Fec stieg über ihre Beine hinweg.

»Du bists.« Bichette drehte lächelnd den Kopf nach oben. Fee warf ihre Röcke aufs Bett, die Schuhe zu Boden. »War jemand da?«

»Wer soll denn dagewesen sein.« Bichette drückte die Zigarette auf der Diele aus.

»Ich frag doch nur.« Fec ließ sich müde aufs Bett fallen.

»Wie viel hast du?«

»Fünfhundert.«

»Also wir fahren.« Bichette stemmte sich hoch. »Du riechst nach Regen.«

»Ja, es regnet.«

Bichette trat dicht neben ihn hin und sah ihm ins Gesicht. »Und nach Cric.«

»Crotte alors!« Fec stand auf. »Fahren wir doch sofort.«

»Darauf warte ich doch nur, du ... Rhinozeros.« Bichette kniff ihn neckisch in beide Wangen und spuckte ihm dreimal auf die Lippen.

*

Der Nacht-Rapide ging in vierzig Minuten ab.

Der Koffer war im Nu gepackt ...

Kaum daß das Taxi sich in Bewegung gesetzt hatte, sprang Bichette, wie von einem plötzlichen Rausch erfaßt, Fee auf die Knie, preßte ihm die Hände fest auf den Kopf und sagte in lustbebendem Flüsterton: »Fee, jetzt gehörst du mir. Mir allein. Und ich gehöre dir. Dir ganz allein. O, das haben wir fein gemacht! Und wir werden alles machen. Alles. Ich hab dich ganz genau verstanden. Und auch du hast mich ganz genau verstanden. Wir werden uns nichts vortrillern. Wir werden sap bleiben. Wir werden uns nichts vormachen. Wir werden alles machen. Hart und klarmachen, ja, machen, machen ... machen, macheln, maffeln, maffeln, maffeln, maffeln ...« Es war, als stopfte sie in dieses vergewaltigte Wort alles, was sie an Willen besaß.

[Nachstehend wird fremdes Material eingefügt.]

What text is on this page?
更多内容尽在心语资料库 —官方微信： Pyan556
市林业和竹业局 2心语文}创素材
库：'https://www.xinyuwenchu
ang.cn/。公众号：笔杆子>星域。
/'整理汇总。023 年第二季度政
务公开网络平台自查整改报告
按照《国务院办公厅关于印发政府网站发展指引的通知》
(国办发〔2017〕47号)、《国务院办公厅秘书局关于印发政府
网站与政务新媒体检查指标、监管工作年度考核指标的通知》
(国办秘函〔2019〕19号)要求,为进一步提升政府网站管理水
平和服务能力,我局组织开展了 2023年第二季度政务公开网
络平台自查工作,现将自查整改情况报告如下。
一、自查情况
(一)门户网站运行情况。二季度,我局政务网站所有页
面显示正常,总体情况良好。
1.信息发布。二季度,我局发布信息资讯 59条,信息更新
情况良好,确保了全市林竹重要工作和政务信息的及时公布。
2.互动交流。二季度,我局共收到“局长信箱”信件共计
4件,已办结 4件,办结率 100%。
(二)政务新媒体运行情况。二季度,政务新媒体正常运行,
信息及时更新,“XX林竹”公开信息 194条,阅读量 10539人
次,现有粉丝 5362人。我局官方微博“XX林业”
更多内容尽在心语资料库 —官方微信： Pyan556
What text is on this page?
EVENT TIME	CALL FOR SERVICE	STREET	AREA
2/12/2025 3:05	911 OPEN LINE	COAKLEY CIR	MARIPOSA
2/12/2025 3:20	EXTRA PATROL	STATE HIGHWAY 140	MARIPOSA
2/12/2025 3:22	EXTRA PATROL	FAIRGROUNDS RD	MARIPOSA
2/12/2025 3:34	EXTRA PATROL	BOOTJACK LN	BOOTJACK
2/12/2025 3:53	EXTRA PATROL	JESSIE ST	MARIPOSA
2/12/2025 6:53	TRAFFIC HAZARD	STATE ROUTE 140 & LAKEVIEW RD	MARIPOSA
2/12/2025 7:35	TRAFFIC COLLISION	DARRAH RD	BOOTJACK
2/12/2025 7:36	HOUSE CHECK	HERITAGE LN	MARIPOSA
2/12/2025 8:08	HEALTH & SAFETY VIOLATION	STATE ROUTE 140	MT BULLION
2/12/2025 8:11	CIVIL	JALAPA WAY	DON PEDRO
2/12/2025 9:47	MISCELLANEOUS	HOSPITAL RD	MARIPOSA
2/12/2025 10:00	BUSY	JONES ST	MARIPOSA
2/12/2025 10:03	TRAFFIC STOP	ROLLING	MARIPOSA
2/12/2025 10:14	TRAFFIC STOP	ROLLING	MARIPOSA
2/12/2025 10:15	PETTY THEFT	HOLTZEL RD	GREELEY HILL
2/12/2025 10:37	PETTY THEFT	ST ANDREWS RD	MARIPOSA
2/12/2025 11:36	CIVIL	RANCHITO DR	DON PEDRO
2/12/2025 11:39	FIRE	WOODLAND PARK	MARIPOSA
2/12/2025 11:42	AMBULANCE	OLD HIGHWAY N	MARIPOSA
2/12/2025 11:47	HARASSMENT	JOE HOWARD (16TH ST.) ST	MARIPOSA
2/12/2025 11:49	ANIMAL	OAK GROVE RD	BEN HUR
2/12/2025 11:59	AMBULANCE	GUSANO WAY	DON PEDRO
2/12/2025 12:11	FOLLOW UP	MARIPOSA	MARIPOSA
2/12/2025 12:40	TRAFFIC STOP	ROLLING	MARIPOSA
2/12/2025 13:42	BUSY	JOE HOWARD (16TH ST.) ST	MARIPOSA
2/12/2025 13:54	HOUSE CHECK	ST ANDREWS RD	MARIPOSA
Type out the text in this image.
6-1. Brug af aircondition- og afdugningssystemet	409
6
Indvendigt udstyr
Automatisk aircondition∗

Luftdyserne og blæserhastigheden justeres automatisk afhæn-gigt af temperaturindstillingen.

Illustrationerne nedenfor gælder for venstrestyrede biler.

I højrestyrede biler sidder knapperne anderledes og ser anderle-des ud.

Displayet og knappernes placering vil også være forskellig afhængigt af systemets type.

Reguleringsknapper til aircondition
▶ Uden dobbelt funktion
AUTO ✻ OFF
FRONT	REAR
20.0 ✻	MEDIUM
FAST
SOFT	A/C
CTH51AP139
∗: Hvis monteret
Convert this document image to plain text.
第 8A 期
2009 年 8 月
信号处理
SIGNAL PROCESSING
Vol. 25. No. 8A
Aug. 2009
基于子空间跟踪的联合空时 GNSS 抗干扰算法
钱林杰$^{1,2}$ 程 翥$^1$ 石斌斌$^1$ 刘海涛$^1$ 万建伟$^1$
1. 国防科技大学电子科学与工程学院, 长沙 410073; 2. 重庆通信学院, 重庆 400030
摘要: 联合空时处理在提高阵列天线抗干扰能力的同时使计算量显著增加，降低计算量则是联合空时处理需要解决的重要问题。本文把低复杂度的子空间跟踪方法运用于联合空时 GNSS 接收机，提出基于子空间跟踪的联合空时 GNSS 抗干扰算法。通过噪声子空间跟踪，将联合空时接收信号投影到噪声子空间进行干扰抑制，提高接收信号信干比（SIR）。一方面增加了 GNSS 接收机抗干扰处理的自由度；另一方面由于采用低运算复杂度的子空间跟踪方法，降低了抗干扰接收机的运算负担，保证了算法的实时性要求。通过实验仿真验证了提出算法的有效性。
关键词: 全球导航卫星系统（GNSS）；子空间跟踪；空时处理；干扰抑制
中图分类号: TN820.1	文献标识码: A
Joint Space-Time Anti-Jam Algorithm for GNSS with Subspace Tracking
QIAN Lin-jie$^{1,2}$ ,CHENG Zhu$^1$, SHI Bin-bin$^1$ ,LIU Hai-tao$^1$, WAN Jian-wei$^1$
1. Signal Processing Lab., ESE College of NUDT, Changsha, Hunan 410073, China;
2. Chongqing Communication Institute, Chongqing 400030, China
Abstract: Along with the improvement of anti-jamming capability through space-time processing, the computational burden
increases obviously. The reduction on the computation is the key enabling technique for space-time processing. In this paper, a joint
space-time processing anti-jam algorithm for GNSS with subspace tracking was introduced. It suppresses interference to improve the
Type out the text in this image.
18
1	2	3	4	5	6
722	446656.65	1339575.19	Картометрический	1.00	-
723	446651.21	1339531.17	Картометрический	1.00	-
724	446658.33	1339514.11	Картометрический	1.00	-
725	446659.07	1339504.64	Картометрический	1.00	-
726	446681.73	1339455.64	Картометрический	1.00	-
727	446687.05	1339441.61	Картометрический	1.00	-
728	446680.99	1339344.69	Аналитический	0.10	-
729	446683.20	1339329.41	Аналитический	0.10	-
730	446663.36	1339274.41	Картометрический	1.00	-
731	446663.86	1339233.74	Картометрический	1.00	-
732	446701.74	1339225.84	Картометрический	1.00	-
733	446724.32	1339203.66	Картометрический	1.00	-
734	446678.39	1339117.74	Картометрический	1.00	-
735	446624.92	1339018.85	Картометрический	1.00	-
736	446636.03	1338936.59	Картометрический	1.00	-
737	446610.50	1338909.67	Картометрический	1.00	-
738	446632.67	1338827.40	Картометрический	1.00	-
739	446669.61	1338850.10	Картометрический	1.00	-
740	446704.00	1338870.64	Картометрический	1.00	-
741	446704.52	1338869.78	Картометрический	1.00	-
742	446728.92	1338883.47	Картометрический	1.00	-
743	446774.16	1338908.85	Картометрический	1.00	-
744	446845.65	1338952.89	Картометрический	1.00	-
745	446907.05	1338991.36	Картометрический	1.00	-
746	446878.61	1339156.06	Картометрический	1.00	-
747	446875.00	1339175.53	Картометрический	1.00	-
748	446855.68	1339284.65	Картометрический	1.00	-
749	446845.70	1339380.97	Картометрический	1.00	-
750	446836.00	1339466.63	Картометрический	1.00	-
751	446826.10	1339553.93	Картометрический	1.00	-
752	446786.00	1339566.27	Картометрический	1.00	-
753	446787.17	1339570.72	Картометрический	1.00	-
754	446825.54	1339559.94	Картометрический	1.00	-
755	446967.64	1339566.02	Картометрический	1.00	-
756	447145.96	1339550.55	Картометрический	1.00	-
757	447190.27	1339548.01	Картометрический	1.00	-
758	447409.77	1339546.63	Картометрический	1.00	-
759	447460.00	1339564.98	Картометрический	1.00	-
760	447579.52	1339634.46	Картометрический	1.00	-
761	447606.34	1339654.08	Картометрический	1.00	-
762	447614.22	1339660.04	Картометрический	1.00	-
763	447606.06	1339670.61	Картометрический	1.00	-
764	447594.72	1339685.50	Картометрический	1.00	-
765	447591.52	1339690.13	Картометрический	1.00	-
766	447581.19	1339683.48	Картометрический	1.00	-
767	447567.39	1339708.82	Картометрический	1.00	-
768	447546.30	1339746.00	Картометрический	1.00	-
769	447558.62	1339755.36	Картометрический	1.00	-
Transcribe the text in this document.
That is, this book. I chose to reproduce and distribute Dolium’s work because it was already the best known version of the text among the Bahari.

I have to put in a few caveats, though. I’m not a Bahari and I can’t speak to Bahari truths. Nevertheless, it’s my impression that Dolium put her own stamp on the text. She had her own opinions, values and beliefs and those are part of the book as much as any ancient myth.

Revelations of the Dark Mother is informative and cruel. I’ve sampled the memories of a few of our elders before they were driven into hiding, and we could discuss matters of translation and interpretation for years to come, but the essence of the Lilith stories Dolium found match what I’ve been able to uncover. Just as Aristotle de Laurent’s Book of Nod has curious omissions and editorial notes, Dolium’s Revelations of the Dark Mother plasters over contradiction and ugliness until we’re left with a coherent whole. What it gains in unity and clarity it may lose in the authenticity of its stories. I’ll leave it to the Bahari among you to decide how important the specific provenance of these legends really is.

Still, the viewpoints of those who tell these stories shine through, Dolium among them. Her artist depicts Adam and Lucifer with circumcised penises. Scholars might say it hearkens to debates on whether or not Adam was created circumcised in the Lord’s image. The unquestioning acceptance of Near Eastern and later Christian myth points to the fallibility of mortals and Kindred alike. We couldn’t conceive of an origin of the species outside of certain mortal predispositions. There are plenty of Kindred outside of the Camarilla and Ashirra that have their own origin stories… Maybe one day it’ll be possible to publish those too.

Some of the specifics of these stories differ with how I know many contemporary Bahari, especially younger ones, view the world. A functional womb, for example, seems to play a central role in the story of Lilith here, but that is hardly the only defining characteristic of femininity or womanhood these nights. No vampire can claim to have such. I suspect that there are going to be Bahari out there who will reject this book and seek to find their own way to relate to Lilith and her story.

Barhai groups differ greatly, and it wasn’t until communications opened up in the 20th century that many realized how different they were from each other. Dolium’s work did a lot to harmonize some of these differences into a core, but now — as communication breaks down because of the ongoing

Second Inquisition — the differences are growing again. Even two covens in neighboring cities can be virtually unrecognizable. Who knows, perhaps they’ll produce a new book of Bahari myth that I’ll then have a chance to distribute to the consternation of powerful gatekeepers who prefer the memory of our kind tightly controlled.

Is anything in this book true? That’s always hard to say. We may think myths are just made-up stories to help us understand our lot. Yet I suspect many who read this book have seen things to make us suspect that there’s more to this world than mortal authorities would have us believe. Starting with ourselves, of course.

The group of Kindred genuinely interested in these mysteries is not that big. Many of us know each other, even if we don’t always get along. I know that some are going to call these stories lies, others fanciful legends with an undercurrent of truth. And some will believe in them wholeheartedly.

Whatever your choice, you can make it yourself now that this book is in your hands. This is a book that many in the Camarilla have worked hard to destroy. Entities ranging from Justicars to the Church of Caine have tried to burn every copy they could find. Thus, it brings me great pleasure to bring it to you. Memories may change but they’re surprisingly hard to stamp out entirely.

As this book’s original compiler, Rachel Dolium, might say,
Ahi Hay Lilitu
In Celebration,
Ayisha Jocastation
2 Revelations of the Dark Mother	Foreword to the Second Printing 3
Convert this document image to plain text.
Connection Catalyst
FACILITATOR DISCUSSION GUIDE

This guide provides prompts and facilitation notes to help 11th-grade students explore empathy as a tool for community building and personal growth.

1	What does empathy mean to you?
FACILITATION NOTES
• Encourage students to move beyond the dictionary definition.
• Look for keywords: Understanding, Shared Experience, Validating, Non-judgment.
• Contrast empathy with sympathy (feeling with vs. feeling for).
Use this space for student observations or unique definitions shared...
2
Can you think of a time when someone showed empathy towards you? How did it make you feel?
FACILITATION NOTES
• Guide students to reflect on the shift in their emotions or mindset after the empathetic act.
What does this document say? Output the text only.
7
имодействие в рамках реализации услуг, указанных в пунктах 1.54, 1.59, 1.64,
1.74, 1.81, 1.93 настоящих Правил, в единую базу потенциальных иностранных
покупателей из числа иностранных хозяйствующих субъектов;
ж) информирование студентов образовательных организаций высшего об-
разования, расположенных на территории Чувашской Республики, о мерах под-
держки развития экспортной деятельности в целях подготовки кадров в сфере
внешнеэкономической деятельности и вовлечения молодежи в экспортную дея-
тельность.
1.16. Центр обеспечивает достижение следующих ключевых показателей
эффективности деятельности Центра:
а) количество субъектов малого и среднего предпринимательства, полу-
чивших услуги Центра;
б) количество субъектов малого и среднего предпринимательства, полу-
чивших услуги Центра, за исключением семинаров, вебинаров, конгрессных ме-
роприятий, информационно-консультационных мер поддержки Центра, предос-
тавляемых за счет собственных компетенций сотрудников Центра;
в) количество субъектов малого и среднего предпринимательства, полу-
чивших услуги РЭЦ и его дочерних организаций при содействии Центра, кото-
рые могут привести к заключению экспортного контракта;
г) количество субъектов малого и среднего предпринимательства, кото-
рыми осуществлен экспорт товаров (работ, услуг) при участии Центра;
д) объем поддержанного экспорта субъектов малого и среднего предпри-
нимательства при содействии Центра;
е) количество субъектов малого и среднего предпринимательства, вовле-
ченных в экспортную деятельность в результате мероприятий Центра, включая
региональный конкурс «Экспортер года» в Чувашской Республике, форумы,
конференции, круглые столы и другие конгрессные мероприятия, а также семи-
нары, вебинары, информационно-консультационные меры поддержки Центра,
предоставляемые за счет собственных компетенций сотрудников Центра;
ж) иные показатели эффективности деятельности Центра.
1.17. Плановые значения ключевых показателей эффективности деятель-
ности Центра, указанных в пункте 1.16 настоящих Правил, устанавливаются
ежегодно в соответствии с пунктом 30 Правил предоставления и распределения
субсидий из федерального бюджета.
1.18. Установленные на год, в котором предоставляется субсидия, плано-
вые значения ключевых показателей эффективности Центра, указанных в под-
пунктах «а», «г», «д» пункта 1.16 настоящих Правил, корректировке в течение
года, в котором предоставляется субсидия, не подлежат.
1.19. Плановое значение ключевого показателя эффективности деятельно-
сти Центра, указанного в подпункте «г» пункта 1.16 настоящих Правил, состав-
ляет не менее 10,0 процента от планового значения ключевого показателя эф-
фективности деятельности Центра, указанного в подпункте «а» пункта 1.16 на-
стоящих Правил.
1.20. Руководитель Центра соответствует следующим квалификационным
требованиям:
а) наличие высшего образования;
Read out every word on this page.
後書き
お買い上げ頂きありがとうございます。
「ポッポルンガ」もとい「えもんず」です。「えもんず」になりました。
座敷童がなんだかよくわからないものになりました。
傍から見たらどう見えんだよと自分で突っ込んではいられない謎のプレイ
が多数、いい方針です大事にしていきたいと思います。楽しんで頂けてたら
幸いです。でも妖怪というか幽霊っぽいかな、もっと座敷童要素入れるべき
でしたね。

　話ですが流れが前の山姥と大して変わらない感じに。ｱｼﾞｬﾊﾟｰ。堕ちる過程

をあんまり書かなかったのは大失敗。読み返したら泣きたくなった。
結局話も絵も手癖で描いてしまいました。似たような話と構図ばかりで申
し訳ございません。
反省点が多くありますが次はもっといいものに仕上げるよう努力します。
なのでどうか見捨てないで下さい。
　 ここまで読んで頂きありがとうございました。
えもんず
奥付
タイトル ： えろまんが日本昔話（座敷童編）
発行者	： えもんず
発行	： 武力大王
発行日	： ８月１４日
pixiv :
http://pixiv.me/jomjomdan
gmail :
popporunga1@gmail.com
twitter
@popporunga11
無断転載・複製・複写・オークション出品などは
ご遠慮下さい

Fec, völlig mitgerissen, roch mit unsäglichem Genuß ihren Atem. Er zitterte, als er ihren Namen aussprach: »Bichette ... Ja, das, was die andern schwächt und schließlich doch gegen einander bringt und unter die Pfeifen, das soll uns eine ganz ungeahnte Kraft geben. Die größte Kraft. Den letzten Elan. Hart bis unter die Haare und klar wie das Nichts, auf das allein wir bauen, werden wir nie schwach werden, nie dumm. Und wenn wir untergehen sollten (denn die Natur, das Leben ist das Dümmste und Roheste, das existiert), werden wir nicht durch uns untergegangen sein. Und das ist es, was nicht nur das Leben, sondern auch den Tod der andern vergällt: das dumpfe Bewußtsein, nicht alles getan zu haben, um die Niederlage zu vermeiden, schwach gewesen zu sein, dumm. Wir aber werden anders untergehen. Vielleicht mit jenem hellen spitzen Schrei auf den Lippen, den du ... Bichette, Bichette, bitte hau mir eine herunter!«

Bichette tat es augenblicklich. Und schrie auf vor Vergnügen.